Me preguntó la duquesa sobre Dulcinea. A lo cual respondí contando del encantamento en que esta encerrada mi doncella. En ese momento respondió el clérigo insultando y desmintiendo la “caterva” de mentiras que según él, yo decía.

Nuevas fortunas.

Ya me hacía falta alguien, especial por supuesto, alguien que representaba todo con lo que un honrado caballero como don Quijote de la Mancha pudiese soñar. Únicamente con su nombre se cantaba con presteza la belleza y dignidad que Dulcinea daba por verdad. Como si las horas fuesen segundos llegó la noche, encantada de tanta y tan perfecta lírica, ansiosa de estar presente en cada uno de los místicos sueños que las mentes de sus dueños relataban.
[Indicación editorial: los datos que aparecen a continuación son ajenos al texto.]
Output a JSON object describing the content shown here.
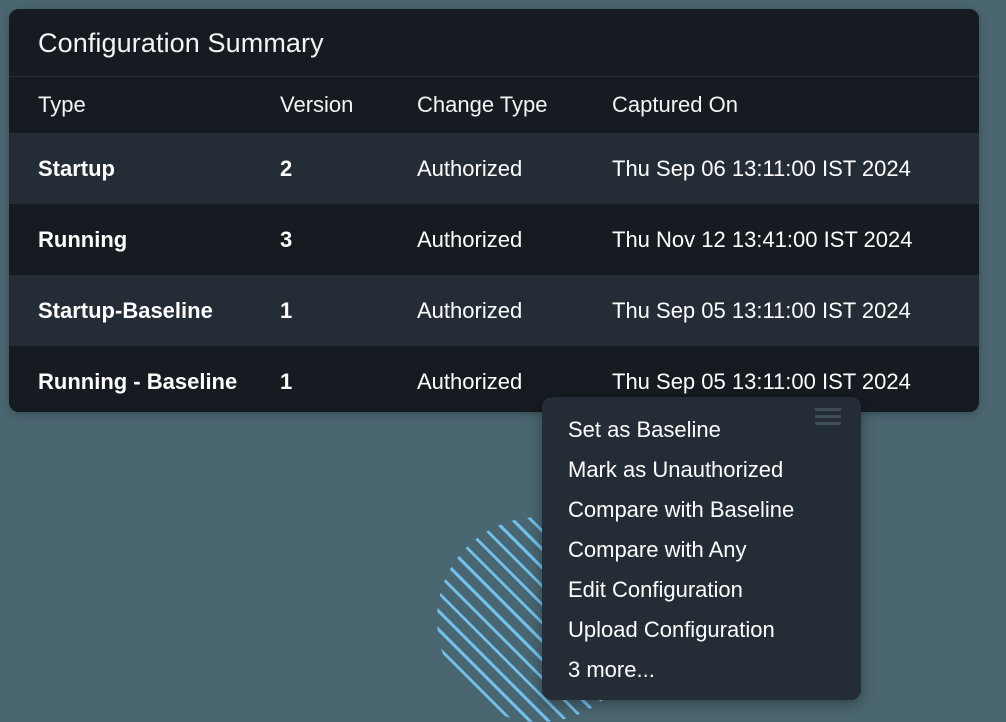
{
  "card": {
    "title": "Configuration Summary",
    "columns": [
      "Type",
      "Version",
      "Change Type",
      "Captured On"
    ],
    "rows": [
      {
        "type": "Startup",
        "version": "2",
        "change_type": "Authorized",
        "captured_on": "Thu Sep 06 13:11:00 IST 2024"
      },
      {
        "type": "Running",
        "version": "3",
        "change_type": "Authorized",
        "captured_on": "Thu Nov 12 13:41:00 IST 2024"
      },
      {
        "type": "Startup-Baseline",
        "version": "1",
        "change_type": "Authorized",
        "captured_on": "Thu Sep 05 13:11:00 IST 2024"
      },
      {
        "type": "Running - Baseline",
        "version": "1",
        "change_type": "Authorized",
        "captured_on": "Thu Sep 05 13:11:00 IST 2024"
      }
    ]
  },
  "context_menu": {
    "handle_icon": "hamburger-icon",
    "items": [
      {
        "label": "Set as Baseline"
      },
      {
        "label": "Mark as Unauthorized"
      },
      {
        "label": "Compare with Baseline"
      },
      {
        "label": "Compare with Any"
      },
      {
        "label": "Edit Configuration"
      },
      {
        "label": "Upload Configuration"
      },
      {
        "label": "3 more..."
      }
    ]
  },
  "decoration": {
    "stripe_color": "#6ec1ef",
    "background_color": "#4a6670"
  }
}
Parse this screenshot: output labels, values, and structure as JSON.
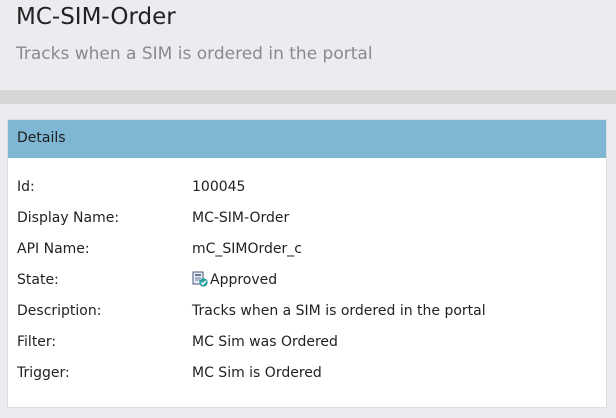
{
  "header": {
    "title": "MC-SIM-Order",
    "subtitle": "Tracks when a SIM is ordered in the portal"
  },
  "details": {
    "title": "Details",
    "rows": [
      {
        "label": "Id:",
        "value": "100045"
      },
      {
        "label": "Display Name:",
        "value": "MC-SIM-Order"
      },
      {
        "label": "API Name:",
        "value": "mC_SIMOrder_c"
      },
      {
        "label": "State:",
        "value": "Approved",
        "icon": "approved-state-icon"
      },
      {
        "label": "Description:",
        "value": "Tracks when a SIM is ordered in the portal"
      },
      {
        "label": "Filter:",
        "value": "MC Sim was Ordered"
      },
      {
        "label": "Trigger:",
        "value": "MC Sim is Ordered"
      }
    ]
  },
  "colors": {
    "header_bg": "#ecebf0",
    "details_header_bg": "#7eb6d3",
    "approved_check": "#2aa0a0"
  }
}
A la mañana siguiente, nos ha traído la fortuna tan respetuosos; duque y duquesa. Conocían mi historia tan bien como los libros de caballería lo contaban. Nos invitaron tan educados duques a su castillo, y sin poder rechazar tal oferta, los acompañamos.

El acontecimiento en el río Ebro.

Esplendoroso apareció con sus profundas y caudalosas aventuras llamando al héroe caballero; el río Ebro. En el camino visualizamos una barca cerca de la orilla, de la cual salía un llamado que solo los honorables caballeros podían escuchar, alguna grandísima persona estaba metida en grandísima cuita. Un caballero secuestrado, que necesitaba ayuda inmediata. Ah de salir Sancho con sus advertencias fuera de lugar, diciendo que era aquel, barco de pescadores, pero no me tragaba yo ese cuento y bajo la orden de caballería subí en el barco. Traía la aventura consigo gigantescas corrientes que arrastraban la barca, pero no pretendían engañar a mi agilísima mente, se notaba la indeseable intervención de algún hechicero maligno! En aquel peligrosísimo trajín, nos dirigíamos bajo el encantamento hacia una trampa mortal. De repente una fuerza extraña nos impulsó, inmovilizándonos, me di cuenta que eran los secuestradores del caballero. Claro! como infames que eran, empezaron a pedirme dinero a cambio de aquel hombre que tenían encerrado. Pretendía aceptar el trato mientras liberaran de inmediato el honorable caballero, pero no lo concedieron. En ese momento intervino Sancho tratando de sobornarlos, pero tampoco funcionó. No se debían estas razones más que aquel rescate le pertenecía a algún otro caballero andante.

Así que, continuamos nuestro camino hacia Zaragoza.